Jakob Dylan and Three Legs


I never really liked the Wallflowers, but Dylan the Younger has always had two things going for him as far as I’m concerned, his gruffy shaggy dog and  the hippity-hop sized balls required to pursue a career in music knowing he’d sing a note without being compared unfavorably to his dad (or the nearly as admirable delusional thinking needed to tell himself that wouldn’t happen). His new band, Three Legs, which today features Neko Case and Kelly Hogan (no, you’re thinking of Brooke Hogan) singing back up, is more country flavored than the Wallflowers, and it suits him.
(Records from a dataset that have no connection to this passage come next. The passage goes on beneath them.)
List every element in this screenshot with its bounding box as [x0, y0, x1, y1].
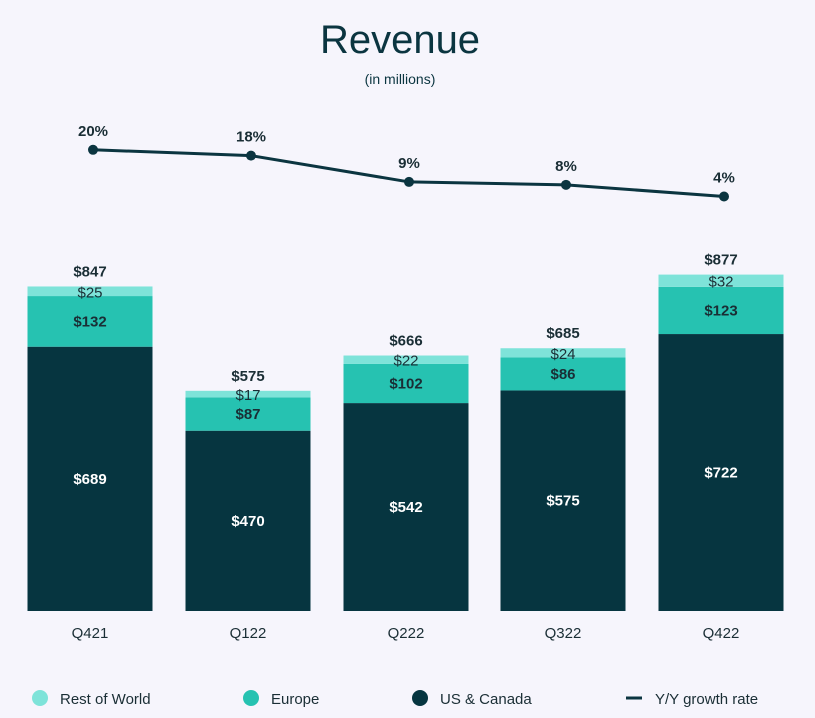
data-label: $123 — [704, 302, 737, 319]
data-label: $87 — [235, 406, 260, 423]
data-label: $575 — [546, 493, 579, 510]
bar-segment-europe-q422 — [658, 286, 784, 335]
data-label: $722 — [704, 465, 737, 482]
legend-label: Europe — [271, 691, 319, 708]
legend-swatch — [243, 690, 259, 706]
legend: Rest of World Europe US & Canada Y/Y growth… — [32, 690, 758, 708]
growth-label: 18% — [236, 129, 266, 146]
growth-line-group: 20% 18% 9% 8% 4% — [78, 123, 735, 202]
growth-point — [246, 150, 256, 161]
bar-segment-rest-of-world-q222 — [343, 355, 469, 364]
total-label: $575 — [231, 368, 264, 385]
x-axis-ticks: Q421 Q122 Q222 Q322 Q422 — [72, 625, 740, 642]
bar-segment-rest-of-world-q421 — [27, 286, 153, 297]
growth-label: 8% — [555, 158, 577, 175]
total-label: $847 — [73, 263, 106, 280]
bar-segment-us-canada-q222 — [343, 403, 469, 611]
bar-segment-us-canada-q421 — [27, 346, 153, 611]
growth-point — [404, 176, 414, 187]
data-label: $24 — [550, 346, 575, 363]
growth-label: 4% — [713, 170, 735, 187]
legend-label: US & Canada — [440, 691, 532, 708]
data-label: $22 — [393, 353, 418, 370]
x-tick-label: Q222 — [388, 625, 425, 642]
growth-point — [88, 144, 98, 155]
legend-label: Rest of World — [60, 691, 151, 708]
bar-segment-europe-q222 — [343, 363, 469, 404]
chart-subtitle: (in millions) — [365, 71, 436, 87]
x-tick-label: Q421 — [72, 625, 109, 642]
data-label: $689 — [73, 471, 106, 488]
growth-label: 9% — [398, 155, 420, 172]
data-label: $32 — [708, 274, 733, 291]
growth-label: 20% — [78, 123, 108, 140]
bar-segment-us-canada-q422 — [658, 334, 784, 611]
x-tick-label: Q322 — [545, 625, 582, 642]
x-tick-label: Q122 — [230, 625, 267, 642]
legend-swatch — [412, 690, 428, 706]
bar-segment-rest-of-world-q322 — [500, 348, 626, 358]
data-label: $17 — [235, 387, 260, 404]
bar-segment-rest-of-world-q122 — [185, 390, 311, 398]
growth-point — [719, 191, 729, 202]
x-tick-label: Q422 — [703, 625, 740, 642]
data-label: $86 — [550, 366, 575, 383]
data-label: $25 — [77, 284, 102, 301]
total-label: $877 — [704, 252, 737, 269]
bar-segment-europe-q322 — [500, 357, 626, 391]
data-label: $542 — [389, 499, 422, 516]
data-label: $470 — [231, 513, 264, 530]
data-label: $102 — [389, 376, 422, 393]
data-label: $132 — [73, 313, 106, 330]
legend-swatch — [32, 690, 48, 706]
total-label: $685 — [546, 325, 579, 342]
bar-segment-us-canada-q122 — [185, 430, 311, 611]
bar-segment-us-canada-q322 — [500, 390, 626, 611]
chart-title: Revenue — [320, 18, 480, 62]
total-label: $666 — [389, 333, 422, 350]
bar-segment-europe-q421 — [27, 296, 153, 347]
bar-segment-rest-of-world-q422 — [658, 274, 784, 287]
bars-group: $689 $132 $25 $847 $470 $87 $17 $575 $542 $102 $22… — [27, 252, 784, 611]
legend-label: Y/Y growth rate — [655, 691, 758, 708]
growth-point — [561, 179, 571, 190]
bar-segment-europe-q122 — [185, 397, 311, 431]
His upcoming album, Women & Country might win him a few new fans even, if he can get past not only the rank scent of music industry nepotism but the ’90s few-hit-wonder stigma, but the fact is he’s not a very good lyricist, which is distracting considering the singer-songwriter friendly genres he gravitates toward, all genetic considerations aside. “Nothing But the Whole Wide World” and “Smile When You Call Me That” more than listenable, but its slight tweaking on clichés (Dylan’s favorite technique as far as I can tell) might not get him past open-mic night if he changed his last name.  This is only exacerbated by the fact that he’s got Case, an insanely talented vocalist and one of the most exciting current singer-songwriters working standing not a dozen feet away from him singing back up and she’s been almost entirely relegated to punctuating the hooks with “oohs” and “ahhs.” It’s like an NFL team signing Tom Brady as a dedicated deep-snapper.